简体繁体 English

如何提高matlab中决策树的准确性

[英]How to improve accuracy of decision tree in matlab

原文 2012-06-06 06:44:59 2 5 matlab/ machine-learning/ classification/ decision-tree

I have a set of data which I classify them in matlab using decision tree. 我有一组数据，我使用决策树在matlab中对它们进行分类。 I divide the set into two parts; 我将这组分为两部分; one training data(85%) and the other test data(15%). 一个训练数据（85％）和其他测试数据（15％）。 The problem is that the accuracy is around %90 and I do not know how I can improve it. 问题是准确率在90左右，我不知道如何改进它。 I would appreciate if you have any idea about it. 如果您对此有任何想法，我将不胜感激。

5 个解决方案

Decision trees might be performing low because of many reasons, one prominent reason which I can think of is that while calculating a split they do not consider inter-dependency of variables or of target variable on other variables. 由于许多原因，决策树可能表现较低，我可以想到的一个突出原因是，在计算拆分时，他们不考虑变量或目标变量对其他变量的相互依赖性。 Before going into improving the performance, one should be aware that it shall not cause over-fitting and shall be able to generalize. 在改进性能之前，应该意识到它不会导致过度拟合并且应该能够推广。

To improve performance these few things can be done: 为了提高性能，可以完成以下几项工作：

Variable preselection: Different tests can be done like multicollinearity test, VIF calculation, IV calculation on variables to select only a few top variables. 变量预选：可以进行不同的测试，如多重共线性测试，VIF计算，变量IV计算，只选择几个顶部变量。 This will lead in improved performance as it would strictly cut out the undesired variables. 这将导致性能提高，因为它会严格删除不需要的变量。
Ensemble Learning Use multiple trees (random forests) to predict the outcomes. 集成学习使用多个树（随机森林）来预测结果。 Random forests in general perform well than a single decision tree as they manage to reduce both bias and variance. 随机森林通常比单一决策树表现良好，因为它们设法减少偏差和方差。 They are less prone to overfitting as well. 它们也不太容易过度拟合。
K-Fold cross validation: Cross validation in the training data itself can improve the performance of the model a bit. K-fold交叉验证：训练数据本身的交叉验证可以稍微提高模型的性能。
Hybrid Model: Use a hybrid model, ie use logistic regression after using decision trees to improve performance. 混合模型：使用混合模型，即在使用决策树后使用逻辑回归来提高性能。

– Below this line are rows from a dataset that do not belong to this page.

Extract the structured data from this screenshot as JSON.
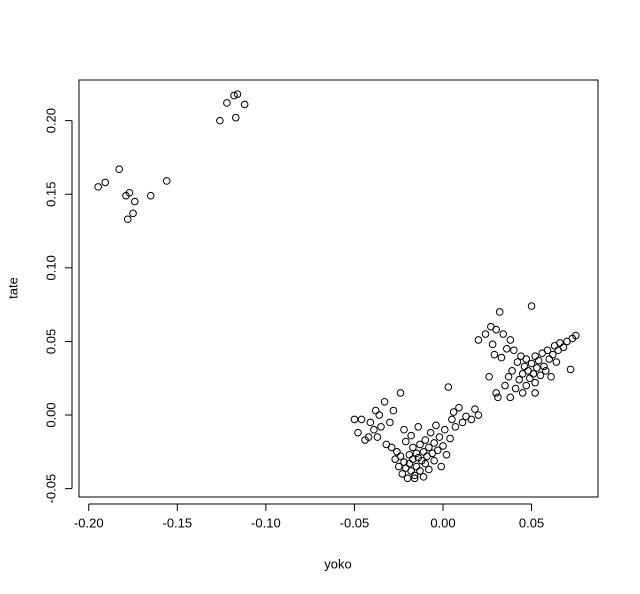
{
  "chart_data": {
    "type": "scatter",
    "x_label": "yoko",
    "y_label": "tate",
    "xlim": [
      -0.2055,
      0.0875
    ],
    "ylim": [
      -0.0557,
      0.2276
    ],
    "xticks": [
      {
        "value": -0.2,
        "label": "-0.20"
      },
      {
        "value": -0.15,
        "label": "-0.15"
      },
      {
        "value": -0.1,
        "label": "-0.10"
      },
      {
        "value": -0.05,
        "label": "-0.05"
      },
      {
        "value": 0,
        "label": "0.00"
      },
      {
        "value": 0.05,
        "label": "0.05"
      }
    ],
    "yticks": [
      {
        "value": -0.05,
        "label": "-0.05"
      },
      {
        "value": 0,
        "label": "0.00"
      },
      {
        "value": 0.05,
        "label": "0.05"
      },
      {
        "value": 0.1,
        "label": "0.10"
      },
      {
        "value": 0.15,
        "label": "0.15"
      },
      {
        "value": 0.2,
        "label": "0.20"
      }
    ],
    "color": "#000000",
    "x": [
      -0.1947,
      -0.1907,
      -0.1828,
      -0.179,
      -0.177,
      -0.178,
      -0.175,
      -0.174,
      -0.165,
      -0.156,
      -0.126,
      -0.122,
      -0.118,
      -0.116,
      -0.117,
      -0.112,
      -0.05,
      -0.048,
      -0.046,
      -0.044,
      -0.042,
      -0.041,
      -0.039,
      -0.038,
      -0.037,
      -0.036,
      -0.035,
      -0.033,
      -0.032,
      -0.03,
      -0.029,
      -0.028,
      -0.027,
      -0.026,
      -0.025,
      -0.024,
      -0.024,
      -0.023,
      -0.022,
      -0.021,
      -0.021,
      -0.02,
      -0.019,
      -0.019,
      -0.018,
      -0.017,
      -0.017,
      -0.016,
      -0.015,
      -0.015,
      -0.014,
      -0.013,
      -0.013,
      -0.012,
      -0.011,
      -0.011,
      -0.01,
      -0.01,
      -0.009,
      -0.008,
      -0.008,
      -0.007,
      -0.006,
      -0.005,
      -0.005,
      -0.004,
      -0.003,
      -0.002,
      -0.001,
      0.0,
      0.001,
      0.002,
      0.003,
      0.004,
      0.005,
      0.006,
      0.007,
      0.009,
      0.011,
      0.013,
      0.016,
      0.018,
      0.02,
      -0.022,
      -0.018,
      -0.014,
      -0.016,
      0.02,
      0.024,
      0.026,
      0.027,
      0.028,
      0.029,
      0.03,
      0.031,
      0.032,
      0.033,
      0.034,
      0.035,
      0.036,
      0.037,
      0.038,
      0.039,
      0.04,
      0.041,
      0.042,
      0.043,
      0.044,
      0.045,
      0.046,
      0.047,
      0.047,
      0.048,
      0.049,
      0.05,
      0.05,
      0.051,
      0.052,
      0.052,
      0.053,
      0.054,
      0.055,
      0.056,
      0.057,
      0.058,
      0.059,
      0.06,
      0.061,
      0.062,
      0.063,
      0.064,
      0.065,
      0.066,
      0.068,
      0.07,
      0.072,
      0.073,
      0.075,
      0.052,
      0.045,
      0.038,
      0.03
    ],
    "y": [
      0.155,
      0.158,
      0.167,
      0.149,
      0.151,
      0.133,
      0.137,
      0.145,
      0.149,
      0.159,
      0.2,
      0.212,
      0.217,
      0.218,
      0.202,
      0.211,
      -0.003,
      -0.012,
      -0.003,
      -0.017,
      -0.015,
      -0.005,
      -0.01,
      0.003,
      -0.015,
      0.0,
      -0.008,
      0.009,
      -0.02,
      -0.005,
      -0.022,
      0.003,
      -0.03,
      -0.025,
      -0.035,
      0.015,
      -0.028,
      -0.04,
      -0.032,
      -0.018,
      -0.036,
      -0.043,
      -0.027,
      -0.033,
      -0.038,
      -0.022,
      -0.03,
      -0.041,
      -0.026,
      -0.035,
      -0.029,
      -0.02,
      -0.038,
      -0.031,
      -0.025,
      -0.042,
      -0.017,
      -0.033,
      -0.028,
      -0.022,
      -0.037,
      -0.012,
      -0.026,
      -0.031,
      -0.019,
      -0.007,
      -0.024,
      -0.015,
      -0.035,
      -0.021,
      -0.01,
      -0.027,
      0.019,
      -0.016,
      -0.003,
      0.002,
      -0.008,
      0.005,
      -0.005,
      -0.001,
      -0.003,
      0.004,
      0.0,
      -0.01,
      -0.014,
      -0.008,
      -0.043,
      0.051,
      0.055,
      0.026,
      0.06,
      0.048,
      0.041,
      0.058,
      0.012,
      0.07,
      0.039,
      0.055,
      0.02,
      0.045,
      0.026,
      0.051,
      0.03,
      0.044,
      0.018,
      0.036,
      0.024,
      0.04,
      0.028,
      0.033,
      0.02,
      0.038,
      0.03,
      0.025,
      0.074,
      0.035,
      0.028,
      0.04,
      0.022,
      0.032,
      0.037,
      0.027,
      0.042,
      0.033,
      0.03,
      0.044,
      0.038,
      0.026,
      0.041,
      0.047,
      0.036,
      0.044,
      0.049,
      0.046,
      0.05,
      0.031,
      0.052,
      0.054,
      0.015,
      0.015,
      0.012,
      0.015
    ]
  }
}
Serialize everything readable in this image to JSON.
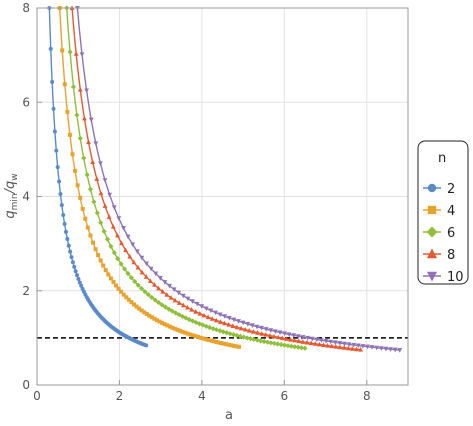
{
  "chart_data": {
    "type": "line",
    "xlabel": "a",
    "ylabel_main": "q",
    "ylabel_sub1": "min",
    "ylabel_mid": "/q",
    "ylabel_sub2": "w",
    "xlim": [
      0,
      9.0
    ],
    "ylim": [
      0,
      8
    ],
    "xticks": [
      0,
      2,
      4,
      6,
      8
    ],
    "yticks": [
      0,
      2,
      4,
      6,
      8
    ],
    "grid": true,
    "reference_line": {
      "y": 1.0,
      "style": "dashed",
      "color": "#000000"
    },
    "legend": {
      "title": "n",
      "placement": "right",
      "entries": [
        "2",
        "4",
        "6",
        "8",
        "10"
      ]
    },
    "series": [
      {
        "name": "2",
        "color": "#5b8bc6",
        "marker": "circle",
        "x_start": 0.3,
        "x_end": 2.65,
        "y_end": 0.84
      },
      {
        "name": "4",
        "color": "#e8a22e",
        "marker": "square",
        "x_start": 0.55,
        "x_end": 4.9,
        "y_end": 0.81
      },
      {
        "name": "6",
        "color": "#8fbf3a",
        "marker": "diamond",
        "x_start": 0.72,
        "x_end": 6.5,
        "y_end": 0.78
      },
      {
        "name": "8",
        "color": "#e35a32",
        "marker": "triangle-up",
        "x_start": 0.85,
        "x_end": 7.85,
        "y_end": 0.75
      },
      {
        "name": "10",
        "color": "#8d73b5",
        "marker": "triangle-down",
        "x_start": 0.98,
        "x_end": 8.8,
        "y_end": 0.74
      }
    ]
  }
}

I guess the more important question here is what's a good accuracy for the given domain: if you're classifying spam then 90% might be a bit low, but if you're predicting stock prices then 90% is really high! 我想这里更重要的问题是给定域名的准确性是多少：如果你对垃圾邮件进行分类，那么90％可能有点低，但如果你预测股票价格，那么90％真的很高！

If you're doing this on a known domain set and there are previous examples of classification accuracy which is higher than yours, then you can try several things: 如果您在已知的域集上执行此操作，并且之前的分类准确性示例高于您的，则可以尝试以下几种方法：

K-Fold Cross Validation K折交叉验证
Ensamble Learning Ensamble学习
Generalized Iterative Scaling (GIS) 广义迭代缩放（GIS）
Logistic Regression Logistic回归

I don't think you should improve this, may be the data is overfitted by the classifier. 我不认为你应该改进这个，可能是数据被分类器过度装配了。 Try to use another data sets, or cross-validation to see the more accurate result. 尝试使用其他数据集或交叉验证来查看更准确的结果。

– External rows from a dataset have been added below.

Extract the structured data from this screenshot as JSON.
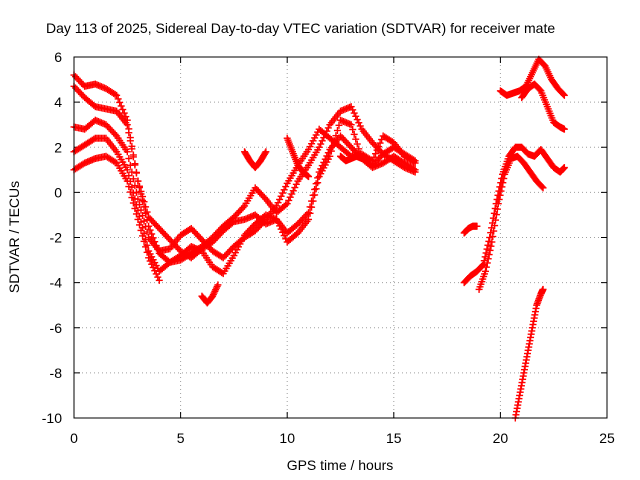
{
  "chart_data": {
    "type": "scatter",
    "title": "Day 113 of 2025, Sidereal Day-to-day VTEC variation (SDTVAR) for receiver mate",
    "xlabel": "GPS time / hours",
    "ylabel": "SDTVAR / TECUs",
    "xlim": [
      0,
      25
    ],
    "ylim": [
      -10,
      6
    ],
    "xticks": [
      0,
      5,
      10,
      15,
      20,
      25
    ],
    "yticks": [
      -10,
      -8,
      -6,
      -4,
      -2,
      0,
      2,
      4,
      6
    ],
    "grid": true,
    "marker": "plus",
    "color": "#ff0000",
    "series": [
      {
        "x": [
          0,
          0.5,
          1,
          1.5,
          2,
          2.5,
          3,
          3.5,
          4,
          4.5,
          5,
          5.5,
          6,
          6.5,
          7,
          7.5,
          8,
          8.5,
          9,
          9.5,
          10,
          10.5,
          11,
          11.5,
          12,
          12.5,
          13,
          13.5,
          14,
          14.5,
          15,
          15.5,
          16
        ],
        "y": [
          5.2,
          4.7,
          4.8,
          4.6,
          4.3,
          3.2,
          0.5,
          -1.5,
          -2.7,
          -3.1,
          -3.0,
          -2.7,
          -2.4,
          -2.0,
          -1.5,
          -1.1,
          -0.6,
          0.2,
          -0.3,
          -0.9,
          -0.5,
          0.5,
          1.2,
          2.0,
          3.0,
          3.6,
          3.8,
          2.8,
          2.2,
          1.7,
          1.4,
          1.1,
          0.9
        ]
      },
      {
        "x": [
          0,
          0.5,
          1,
          1.5,
          2,
          2.5,
          3,
          3.5,
          4,
          4.5,
          5,
          5.5,
          6,
          6.5,
          7,
          7.5,
          8,
          8.5,
          9,
          9.5,
          10,
          10.5,
          11,
          11.5,
          12,
          12.5,
          13,
          13.5,
          14,
          14.5,
          15,
          15.5,
          16
        ],
        "y": [
          4.7,
          4.2,
          3.8,
          3.7,
          3.6,
          3.0,
          0.5,
          -1.1,
          -1.6,
          -2.1,
          -2.6,
          -2.9,
          -2.5,
          -2.2,
          -1.7,
          -1.3,
          -1.2,
          -1.0,
          -1.4,
          -1.2,
          -1.8,
          -1.4,
          -0.9,
          0.9,
          1.9,
          2.5,
          2.0,
          1.5,
          1.2,
          1.7,
          2.0,
          1.7,
          1.4
        ]
      },
      {
        "x": [
          0,
          0.5,
          1,
          1.5,
          2,
          2.5,
          3,
          3.5,
          4,
          4.5,
          5,
          5.5,
          6,
          6.5,
          7,
          7.5,
          8,
          8.5,
          9,
          9.5,
          10,
          10.5,
          11,
          11.5,
          12,
          12.5,
          13,
          13.5,
          14,
          14.5,
          15,
          15.5,
          16
        ],
        "y": [
          2.9,
          2.8,
          3.2,
          3.0,
          2.5,
          1.8,
          -0.3,
          -2.0,
          -2.6,
          -2.5,
          -1.9,
          -1.6,
          -2.1,
          -2.6,
          -2.9,
          -2.4,
          -2.0,
          -1.7,
          -1.2,
          -0.6,
          0.4,
          1.2,
          1.9,
          2.8,
          2.4,
          2.0,
          1.6,
          1.7,
          1.4,
          2.5,
          2.2,
          1.6,
          1.3
        ]
      },
      {
        "x": [
          0,
          0.5,
          1,
          1.5,
          2,
          2.5,
          3,
          3.5,
          4,
          4.5,
          5,
          5.5,
          6,
          6.5,
          7,
          7.5,
          8,
          8.5,
          9,
          9.5,
          10,
          10.5,
          11,
          11.5,
          12,
          12.5,
          13,
          13.5,
          14,
          14.5,
          15,
          15.5,
          16
        ],
        "y": [
          1.8,
          2.1,
          2.4,
          2.4,
          1.8,
          1.0,
          -0.8,
          -2.6,
          -3.5,
          -3.1,
          -2.8,
          -2.4,
          -2.6,
          -3.3,
          -3.6,
          -2.8,
          -1.9,
          -1.4,
          -1.0,
          -1.2,
          -2.2,
          -1.8,
          -1.2,
          0.7,
          1.6,
          3.2,
          3.0,
          1.5,
          1.1,
          1.3,
          1.6,
          1.3,
          1.0
        ]
      },
      {
        "x": [
          0,
          0.5,
          1,
          1.5,
          2,
          2.5,
          3,
          3.5,
          4
        ],
        "y": [
          1.0,
          1.3,
          1.5,
          1.6,
          1.3,
          0.5,
          -1.2,
          -2.9,
          -3.9
        ]
      },
      {
        "x": [
          6,
          6.25,
          6.5,
          6.75
        ],
        "y": [
          -4.6,
          -4.9,
          -4.6,
          -4.1
        ]
      },
      {
        "x": [
          8.0,
          8.25,
          8.5,
          8.75,
          9.0
        ],
        "y": [
          1.8,
          1.4,
          1.1,
          1.4,
          1.8
        ]
      },
      {
        "x": [
          10.0,
          10.25,
          10.5,
          10.75,
          11.0
        ],
        "y": [
          2.4,
          1.8,
          1.2,
          0.9,
          0.7
        ]
      },
      {
        "x": [
          12.5,
          12.75,
          13.0,
          13.25,
          13.5
        ],
        "y": [
          1.6,
          1.4,
          1.5,
          1.6,
          1.5
        ]
      },
      {
        "x": [
          18.3,
          18.5,
          18.7,
          18.9
        ],
        "y": [
          -1.8,
          -1.6,
          -1.5,
          -1.5
        ]
      },
      {
        "x": [
          18.3,
          18.6,
          18.9,
          19.2,
          19.5,
          19.8,
          20.1,
          20.4,
          20.7,
          21.0,
          21.3,
          21.6,
          21.9,
          22.2,
          22.5,
          22.8,
          23.0
        ],
        "y": [
          -4.0,
          -3.7,
          -3.5,
          -3.2,
          -2.0,
          -0.5,
          0.8,
          1.6,
          2.0,
          2.0,
          1.7,
          1.6,
          1.9,
          1.5,
          1.1,
          0.9,
          1.1
        ]
      },
      {
        "x": [
          19.0,
          19.3,
          19.6,
          19.9,
          20.2,
          20.5,
          20.8,
          21.1,
          21.4,
          21.7,
          22.0
        ],
        "y": [
          -4.3,
          -3.5,
          -2.2,
          -0.5,
          0.8,
          1.5,
          1.6,
          1.3,
          0.9,
          0.5,
          0.2
        ]
      },
      {
        "x": [
          20.0,
          20.3,
          20.6,
          20.9,
          21.2,
          21.5,
          21.8,
          22.1,
          22.4,
          22.7,
          23.0
        ],
        "y": [
          4.5,
          4.3,
          4.4,
          4.5,
          4.7,
          5.3,
          5.9,
          5.6,
          5.0,
          4.6,
          4.3
        ]
      },
      {
        "x": [
          21.0,
          21.3,
          21.6,
          21.9,
          22.2,
          22.5,
          22.8,
          23.0
        ],
        "y": [
          4.2,
          4.6,
          4.8,
          4.5,
          3.8,
          3.1,
          2.9,
          2.8
        ]
      },
      {
        "x": [
          20.7,
          20.9,
          21.1,
          21.3,
          21.5,
          21.7,
          21.9,
          22.0
        ],
        "y": [
          -10.0,
          -9.0,
          -8.0,
          -7.0,
          -6.0,
          -5.0,
          -4.5,
          -4.3
        ]
      }
    ]
  }
}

By the way, 90%, if not overfitted, is great result, may be you even don't need to improve it. 顺便说一句，90％，如果没有过度装配，是很好的结果，可能你甚至不需要改进它。

You could look into pruning the leaves to improve the generalization of the decision tree. 您可以考虑修剪树叶以改进决策树的泛化。 But as was mentioned, 90% accuracy can be considered quite good.. 但正如所提到的，90％的准确度可以被认为是相当不错的..

90% is good or bad, depends on the domain of the data. 90％是好还是坏，取决于数据的域。

However, it might be that the classes in your data are overlapping and you can't really do more than 90%. 但是，您的数据中的类可能是重叠的，并且您实际上不能超过90％。

You can try to look in what nodes are the errors, and check if it's possible to improve the classification by changing them. 您可以尝试查看哪些节点是错误，并检查是否可以通过更改它们来改进分类。

You can also try Random Forest. 您也可以尝试随机森林。